The translational project Beta-JUDO addressed the role of the insulin-producing beta-cell in obesity-related development of type 2 diabetes mellitus in children. The project has generated results, which will have impact in the following areas:

- Clinical area: The characterization of the obesity cohorts including the genetic work is expected to emphasize the importance of maintaining normal insulin levels and also identify situations and foods that elicit accentuated insulin secretion, which are to be avoided. The successful intervention with exenatide is expected to pave the way for further clinical studies, where the drug will be further tested in larger cohorts for its safety and efficacy in combating childhood obesity. To give this patient group a pharmacological alternative would be very important not only for the patients but also for the European health providers.

- Pre-clinical area: The analyses of transcripts, proteins and lipids, associated with islet insulin hypersecretion gave new information about the molecular mechanisms behind insulin hypersecretion and how different compounds associated with the treatment of obesity and T2DM act at the islet level and affect these mechanisms.
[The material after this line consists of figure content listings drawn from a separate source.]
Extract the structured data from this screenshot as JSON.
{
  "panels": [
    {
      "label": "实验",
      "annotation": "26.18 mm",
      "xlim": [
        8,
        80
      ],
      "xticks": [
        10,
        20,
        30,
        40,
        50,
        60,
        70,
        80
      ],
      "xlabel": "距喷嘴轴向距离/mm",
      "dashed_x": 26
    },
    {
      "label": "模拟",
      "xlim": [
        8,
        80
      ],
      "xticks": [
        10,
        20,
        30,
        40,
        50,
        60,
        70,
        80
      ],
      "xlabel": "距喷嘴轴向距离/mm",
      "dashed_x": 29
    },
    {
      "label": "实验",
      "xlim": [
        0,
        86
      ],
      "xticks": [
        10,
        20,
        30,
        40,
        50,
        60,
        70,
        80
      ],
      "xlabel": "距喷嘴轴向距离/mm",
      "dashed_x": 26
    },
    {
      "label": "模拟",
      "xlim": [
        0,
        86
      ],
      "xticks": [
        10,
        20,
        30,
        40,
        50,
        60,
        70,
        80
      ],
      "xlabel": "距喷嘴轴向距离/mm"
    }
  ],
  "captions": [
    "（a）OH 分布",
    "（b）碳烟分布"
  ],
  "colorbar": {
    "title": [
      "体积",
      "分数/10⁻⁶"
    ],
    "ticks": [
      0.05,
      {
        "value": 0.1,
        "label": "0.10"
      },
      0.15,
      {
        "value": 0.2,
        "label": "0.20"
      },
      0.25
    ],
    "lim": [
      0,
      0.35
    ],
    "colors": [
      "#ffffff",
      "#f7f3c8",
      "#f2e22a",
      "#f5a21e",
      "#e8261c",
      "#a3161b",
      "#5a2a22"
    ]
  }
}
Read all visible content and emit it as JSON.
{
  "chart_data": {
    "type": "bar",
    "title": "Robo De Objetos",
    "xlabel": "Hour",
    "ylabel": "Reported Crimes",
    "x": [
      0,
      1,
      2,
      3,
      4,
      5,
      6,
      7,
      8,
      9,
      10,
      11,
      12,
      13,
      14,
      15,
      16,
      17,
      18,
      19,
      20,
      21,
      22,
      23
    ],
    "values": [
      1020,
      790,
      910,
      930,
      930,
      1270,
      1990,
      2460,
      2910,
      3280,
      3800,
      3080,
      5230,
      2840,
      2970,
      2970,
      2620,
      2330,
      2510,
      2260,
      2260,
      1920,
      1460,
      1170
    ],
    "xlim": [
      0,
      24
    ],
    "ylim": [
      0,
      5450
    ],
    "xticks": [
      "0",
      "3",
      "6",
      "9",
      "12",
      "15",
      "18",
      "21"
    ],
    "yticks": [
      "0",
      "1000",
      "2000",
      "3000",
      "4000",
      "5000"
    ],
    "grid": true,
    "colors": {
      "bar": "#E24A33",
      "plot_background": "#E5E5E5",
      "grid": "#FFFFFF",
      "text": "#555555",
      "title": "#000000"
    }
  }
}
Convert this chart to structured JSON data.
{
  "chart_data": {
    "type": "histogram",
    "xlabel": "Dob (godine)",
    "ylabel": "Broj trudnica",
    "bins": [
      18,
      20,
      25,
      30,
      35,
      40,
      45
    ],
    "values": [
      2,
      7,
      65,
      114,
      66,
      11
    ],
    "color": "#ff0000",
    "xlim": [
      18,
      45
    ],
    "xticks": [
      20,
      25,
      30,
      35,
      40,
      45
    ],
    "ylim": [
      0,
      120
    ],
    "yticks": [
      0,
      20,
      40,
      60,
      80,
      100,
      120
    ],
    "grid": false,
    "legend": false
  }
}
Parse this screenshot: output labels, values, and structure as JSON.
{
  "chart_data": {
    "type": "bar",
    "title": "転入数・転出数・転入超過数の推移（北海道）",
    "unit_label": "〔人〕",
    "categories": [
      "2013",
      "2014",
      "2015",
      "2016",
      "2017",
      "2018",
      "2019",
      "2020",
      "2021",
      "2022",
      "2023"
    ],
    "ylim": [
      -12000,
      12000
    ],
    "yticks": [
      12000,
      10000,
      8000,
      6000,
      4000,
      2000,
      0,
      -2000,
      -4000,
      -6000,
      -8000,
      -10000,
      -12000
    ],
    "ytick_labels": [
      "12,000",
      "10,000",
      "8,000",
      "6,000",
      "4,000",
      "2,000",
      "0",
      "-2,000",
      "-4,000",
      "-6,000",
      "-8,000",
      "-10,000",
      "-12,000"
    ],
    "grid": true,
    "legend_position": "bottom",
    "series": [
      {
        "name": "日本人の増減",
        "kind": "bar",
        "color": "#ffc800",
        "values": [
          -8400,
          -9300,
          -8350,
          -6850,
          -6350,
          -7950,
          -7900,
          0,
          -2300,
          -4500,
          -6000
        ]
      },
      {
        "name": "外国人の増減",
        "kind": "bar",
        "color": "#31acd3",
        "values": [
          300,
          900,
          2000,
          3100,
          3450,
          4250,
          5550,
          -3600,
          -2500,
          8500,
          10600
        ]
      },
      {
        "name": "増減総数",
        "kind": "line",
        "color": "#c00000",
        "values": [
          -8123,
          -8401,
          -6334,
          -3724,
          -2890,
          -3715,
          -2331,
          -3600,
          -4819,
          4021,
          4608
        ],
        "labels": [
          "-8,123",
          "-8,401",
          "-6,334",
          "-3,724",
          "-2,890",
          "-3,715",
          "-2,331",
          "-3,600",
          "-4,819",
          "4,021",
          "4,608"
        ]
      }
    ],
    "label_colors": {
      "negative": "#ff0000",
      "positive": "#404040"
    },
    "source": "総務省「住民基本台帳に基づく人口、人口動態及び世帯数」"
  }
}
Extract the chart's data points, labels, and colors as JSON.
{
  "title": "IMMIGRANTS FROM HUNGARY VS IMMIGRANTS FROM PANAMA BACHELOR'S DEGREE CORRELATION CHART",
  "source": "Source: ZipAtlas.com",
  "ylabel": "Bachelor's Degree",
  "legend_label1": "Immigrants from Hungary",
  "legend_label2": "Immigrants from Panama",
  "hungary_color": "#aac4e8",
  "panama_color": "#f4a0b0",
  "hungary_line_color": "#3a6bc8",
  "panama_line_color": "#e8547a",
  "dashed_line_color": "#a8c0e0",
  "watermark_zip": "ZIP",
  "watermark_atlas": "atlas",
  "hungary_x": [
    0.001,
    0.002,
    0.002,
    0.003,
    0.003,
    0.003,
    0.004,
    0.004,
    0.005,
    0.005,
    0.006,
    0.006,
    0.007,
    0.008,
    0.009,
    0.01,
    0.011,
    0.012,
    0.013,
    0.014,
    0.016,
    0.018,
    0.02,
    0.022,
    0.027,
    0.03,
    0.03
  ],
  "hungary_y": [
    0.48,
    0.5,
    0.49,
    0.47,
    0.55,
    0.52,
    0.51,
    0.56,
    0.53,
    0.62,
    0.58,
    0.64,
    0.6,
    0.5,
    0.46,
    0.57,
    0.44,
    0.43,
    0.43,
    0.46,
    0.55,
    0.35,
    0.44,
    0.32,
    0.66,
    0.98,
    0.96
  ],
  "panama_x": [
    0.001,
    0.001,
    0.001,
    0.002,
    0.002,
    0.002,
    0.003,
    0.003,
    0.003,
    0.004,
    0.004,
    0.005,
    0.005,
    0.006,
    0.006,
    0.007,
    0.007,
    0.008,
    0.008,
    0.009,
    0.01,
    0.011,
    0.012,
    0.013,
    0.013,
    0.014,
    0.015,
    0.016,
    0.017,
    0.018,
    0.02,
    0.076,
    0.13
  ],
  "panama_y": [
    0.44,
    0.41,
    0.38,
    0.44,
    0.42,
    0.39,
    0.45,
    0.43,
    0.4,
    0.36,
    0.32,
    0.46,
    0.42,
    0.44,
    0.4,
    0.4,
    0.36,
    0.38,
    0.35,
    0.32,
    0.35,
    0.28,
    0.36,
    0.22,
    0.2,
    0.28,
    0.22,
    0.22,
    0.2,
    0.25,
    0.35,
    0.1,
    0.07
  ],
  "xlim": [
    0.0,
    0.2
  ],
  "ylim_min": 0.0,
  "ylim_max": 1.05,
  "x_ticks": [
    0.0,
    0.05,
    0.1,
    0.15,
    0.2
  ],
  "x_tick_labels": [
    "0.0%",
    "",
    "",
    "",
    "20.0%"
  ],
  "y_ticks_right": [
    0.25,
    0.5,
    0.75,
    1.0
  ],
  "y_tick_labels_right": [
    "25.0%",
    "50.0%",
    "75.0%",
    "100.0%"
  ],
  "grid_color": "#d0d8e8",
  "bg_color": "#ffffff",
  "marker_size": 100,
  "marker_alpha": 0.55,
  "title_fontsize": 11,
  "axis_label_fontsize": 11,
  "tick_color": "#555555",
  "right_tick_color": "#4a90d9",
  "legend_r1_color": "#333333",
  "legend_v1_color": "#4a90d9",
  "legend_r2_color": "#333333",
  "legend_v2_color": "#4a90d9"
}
Several novel, not yet proposed candidates coming form the Beta-JUDO work and operative in the islets of Langerhans are expected to be validated for a role in insulin hypersecretion. Such candidates may be of interest for further development into intervention strategies.

- Societal and economical impact: It is imperative to meet this challenge and to find new ways to attenuate obesity and obesity-related T2DM in the young population, and to identify and evaluate new drugs for this rapidly growing patient group. The results of the project are expected to lead to a reduced number of young individuals with overweight or obesity. The involvement of SMEs in the project will contribute to that therapeutic strategies proposed by the project will lead to new opportunities for European industry strengthening European health economy.